Most analysts believe Zell must sell assets soon. And that brings up the question of why the real estate mogul hasn’t already sold the Chicago Cubs baseball team and its Wrigley Field home  – most analysts seem to think that would have brought  in some $1 billion in badly needed cash.

Zell seems to be taking a gamble – if he can sell the stadium to the state of Illinois and the team separately then he can probably get more than selling them together. But trying to get Illinois to buy the stadium is a long-drawn out process and if Zell continues on that road then people are predicting the deal won’t get done until the 2009 season when everyone had expected it was vital that it be done this year. As for those interested in the team, they’re not about to make a bid until they know whether they’ll get the stadium, too,  or if the state takes  the stadium and agrees to a long-term lease at a low rent.
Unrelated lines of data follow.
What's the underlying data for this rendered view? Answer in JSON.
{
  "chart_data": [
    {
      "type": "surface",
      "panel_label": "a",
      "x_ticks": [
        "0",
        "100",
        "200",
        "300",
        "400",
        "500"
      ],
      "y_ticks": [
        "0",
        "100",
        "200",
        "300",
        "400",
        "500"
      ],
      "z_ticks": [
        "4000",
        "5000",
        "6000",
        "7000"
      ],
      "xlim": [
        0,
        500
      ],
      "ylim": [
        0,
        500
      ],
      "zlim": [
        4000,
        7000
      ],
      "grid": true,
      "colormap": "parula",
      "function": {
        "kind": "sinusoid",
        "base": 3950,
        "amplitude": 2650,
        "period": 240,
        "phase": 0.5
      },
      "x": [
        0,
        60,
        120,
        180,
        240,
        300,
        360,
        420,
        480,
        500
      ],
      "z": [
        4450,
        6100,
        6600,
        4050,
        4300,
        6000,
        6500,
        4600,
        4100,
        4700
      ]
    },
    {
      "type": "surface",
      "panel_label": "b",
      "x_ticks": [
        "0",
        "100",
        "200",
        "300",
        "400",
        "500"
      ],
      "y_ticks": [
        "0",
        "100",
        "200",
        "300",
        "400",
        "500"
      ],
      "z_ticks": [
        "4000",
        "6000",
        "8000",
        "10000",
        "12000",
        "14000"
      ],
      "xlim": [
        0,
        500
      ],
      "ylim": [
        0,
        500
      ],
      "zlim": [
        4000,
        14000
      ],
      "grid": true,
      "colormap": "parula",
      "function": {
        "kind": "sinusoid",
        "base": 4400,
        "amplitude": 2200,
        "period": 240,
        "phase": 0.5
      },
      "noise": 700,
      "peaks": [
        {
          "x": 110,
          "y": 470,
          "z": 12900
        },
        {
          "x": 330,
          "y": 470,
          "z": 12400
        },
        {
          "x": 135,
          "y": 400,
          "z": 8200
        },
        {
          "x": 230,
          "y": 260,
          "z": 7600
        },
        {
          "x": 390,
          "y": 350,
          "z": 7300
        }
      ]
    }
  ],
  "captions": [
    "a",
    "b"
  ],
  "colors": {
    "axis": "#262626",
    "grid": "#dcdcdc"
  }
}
Also Zell may have his eye on stadium naming rights. Wrigley Field is named after the chewing gum family that once owned the team, but Tribune gets no money from the name. Zell has been quoted as saying, “Wrigley Field, the Cubs and all the land around it is an asset of the company -- including the right to name the park. Based on the sales of naming rights around the country, this would probably qualify as being extraordinarily valuable.”

Naming rights have become really big business. The New York Mets sold naming rights to their new baseball stadium to Citigroup Inc. for more than $400 million (€275 million) over 20 years, a record.

But the deal expected to set new naming rights records is for the new American football stadium to be shared by the Super Bowl champions New York Giants and their rival New York Jets. Analysts believe the naming rights in the country’s largest metropolitan area could go for $20 million - $25 million annually.  In Los Angeles the commission running the Los Angeles Memorial Coliseum is willing to give up the “Los Angeles” for a corporate name in exchange for some $5 million annually.

Zell has forgotten more than most people know about how to make big real estate deals, but he has the pressure of the debt payments on his back, and if the cash flow from newspapers and broadcasters is not what he had figured then that just puts added need on getting cash quickly for the Cubs and their stadium.

Incidentally, Tribune is offering buyouts to accommodate as many of the staff cuts as possible, but wily Sam has found a neat way to pay for those buyouts – take the money from the employee cash-balance pension fund, which the company says has about $300 million more than it needs.

And a dire warning from publishers to staff that if they are thinking of taking a buyout then this is the time to do it. Starting in January, 2009, if buyouts continue it won’t be two weeks severance for every year worked on offer, but one week.